The mistake wasn’t only in trusting the wrong technique; it was in my impatience. I wanted to rush the healing process. I wanted to feel “back to normal” as quickly as possible, ignoring the fact that my body had just undergone major trauma.
Recovery timelines are not random. Doctors often remind patients that while you might look fine on the outside, the deeper layers of tissue can take months to fully regain their strength. Abdominal surgery, for example, usually needs six to eight weeks just for the outer tissues to stabilize, and up to six months for the deeper ones. No amount of willing yourself to heal faster will change biology.
I also later learned that swelling like mine is pretty common if you push recovery too early. Some medical associations estimate that about three out of ten patients develop post-surgical swelling or fluid buildup when they overdo it or skip precautions. And massage, if done too aggressively or too soon, can make it worse, not better.
Interestingly, massage itself isn’t the villain. Done properly by someone trained in post-surgical care, gentle lymphatic drainage can reduce swelling significantly. Some studies even suggest it can speed up recovery by almost half. But timing and technique are everything. In my case, both were off.
Why We Rush Ourselves
But why do we rush?
There’s this strange expectation that healing should be quick, almost instant. Maybe it’s the culture of productivity, or the endless social media posts showing people bouncing back after surgery like they just came from a spa vacation. We forget that behind the curated photos, there’s probably a lot of resting, crying, and waiting.
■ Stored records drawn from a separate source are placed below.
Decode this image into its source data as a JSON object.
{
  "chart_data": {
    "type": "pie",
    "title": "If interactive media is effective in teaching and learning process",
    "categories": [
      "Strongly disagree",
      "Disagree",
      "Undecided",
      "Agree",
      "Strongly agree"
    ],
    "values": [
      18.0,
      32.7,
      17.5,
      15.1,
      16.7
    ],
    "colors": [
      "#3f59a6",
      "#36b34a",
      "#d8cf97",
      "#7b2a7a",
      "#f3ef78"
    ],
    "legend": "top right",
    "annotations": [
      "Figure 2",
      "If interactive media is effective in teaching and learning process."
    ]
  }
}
Psychologists even have a name for it: recovery impatience. Our brains crave the old sense of normalcy, and when we don’t get it fast enough, we try to hack the process. But just like microwaving a slow-cooked stew, rushing recovery only ruins it.
What I Learned (the Painful Way)
So here’s what I’m taking away from this midnight scare:
A major surgery is major for a reason. Don’t minimize it. Healing takes time, no matter how tough you think you are.
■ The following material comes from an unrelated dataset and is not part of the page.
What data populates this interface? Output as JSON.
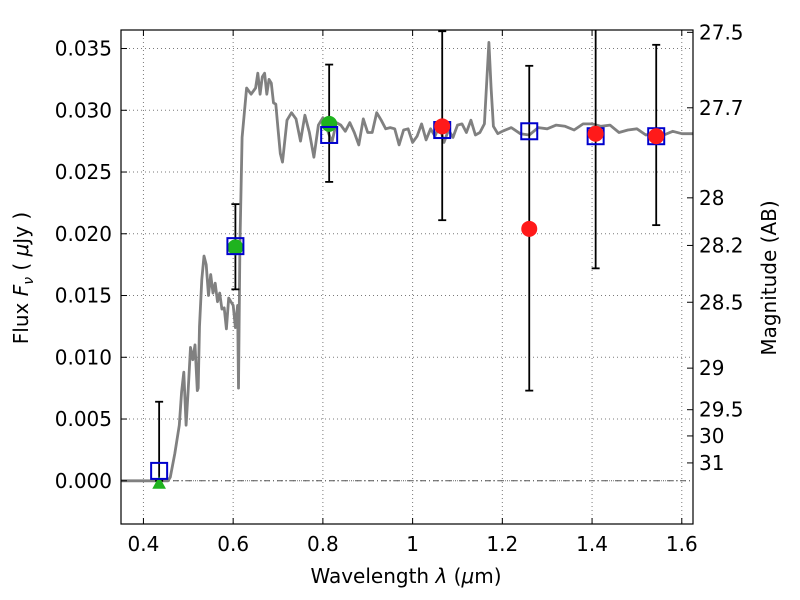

Don’t outsource your intuition. If your body says “stop,” listen. No guilt required.
Experts exist for a reason. A professional therapist trained in post-surgical care is different from your everyday spa masseuse. Technique matters.
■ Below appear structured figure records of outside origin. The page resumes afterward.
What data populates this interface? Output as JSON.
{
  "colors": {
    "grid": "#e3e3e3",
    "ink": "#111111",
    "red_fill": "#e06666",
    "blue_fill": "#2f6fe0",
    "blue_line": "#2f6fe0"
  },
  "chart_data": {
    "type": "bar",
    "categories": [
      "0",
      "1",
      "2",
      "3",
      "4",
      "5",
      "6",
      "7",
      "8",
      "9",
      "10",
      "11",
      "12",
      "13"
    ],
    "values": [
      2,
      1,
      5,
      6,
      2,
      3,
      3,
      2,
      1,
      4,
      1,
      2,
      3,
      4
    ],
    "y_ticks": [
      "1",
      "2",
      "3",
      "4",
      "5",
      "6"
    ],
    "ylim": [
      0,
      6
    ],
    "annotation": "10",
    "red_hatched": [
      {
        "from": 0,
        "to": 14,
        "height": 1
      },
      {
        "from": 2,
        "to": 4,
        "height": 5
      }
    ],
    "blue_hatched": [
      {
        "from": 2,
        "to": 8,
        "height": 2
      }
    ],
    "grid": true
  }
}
Patience really is medicine. Rest is not laziness. Stillness is not weakness.
The Solution: Choosing Slow Healing
The practical solution is simple: don’t rush. Follow medical guidelines, ask the right experts, and let your body set the timeline. The deeper solution, though, is to learn the art of patience.
Because patience is not passive. It’s active trust. It’s believing that healing is happening, even when you can’t see it. It’s allowing yourself to be in the in-between state without forcing yourself out too soon.
For me, it also meant forgiving myself for wanting to rush. Because that’s the other thing about INFJs: we want to keep moving, keep doing, keep serving. Slowing down feels unnatural. But ironically, in slowing down, we’re actually giving ourselves the strength to keep going longer.
A Gentle Reminder
If you’re in a season of recovery (whether from surgery, heartbreak, burnout, or disappointment) please don’t rush yourself. Don’t compare your timeline with others. Don’t punish your body or soul for not being “ready” yet.
The Japanese have a word, ma, which means the space between things, the pause that gives rhythm to life. Healing is that ma. A pause before the next movement.
So today, I’m choosing to embrace the pause. To wear loose clothes, sip warm roiboos tea with collagen peptides, and remind myself that the body knows how to heal, if only I stop interfering.
And maybe you need that reminder too.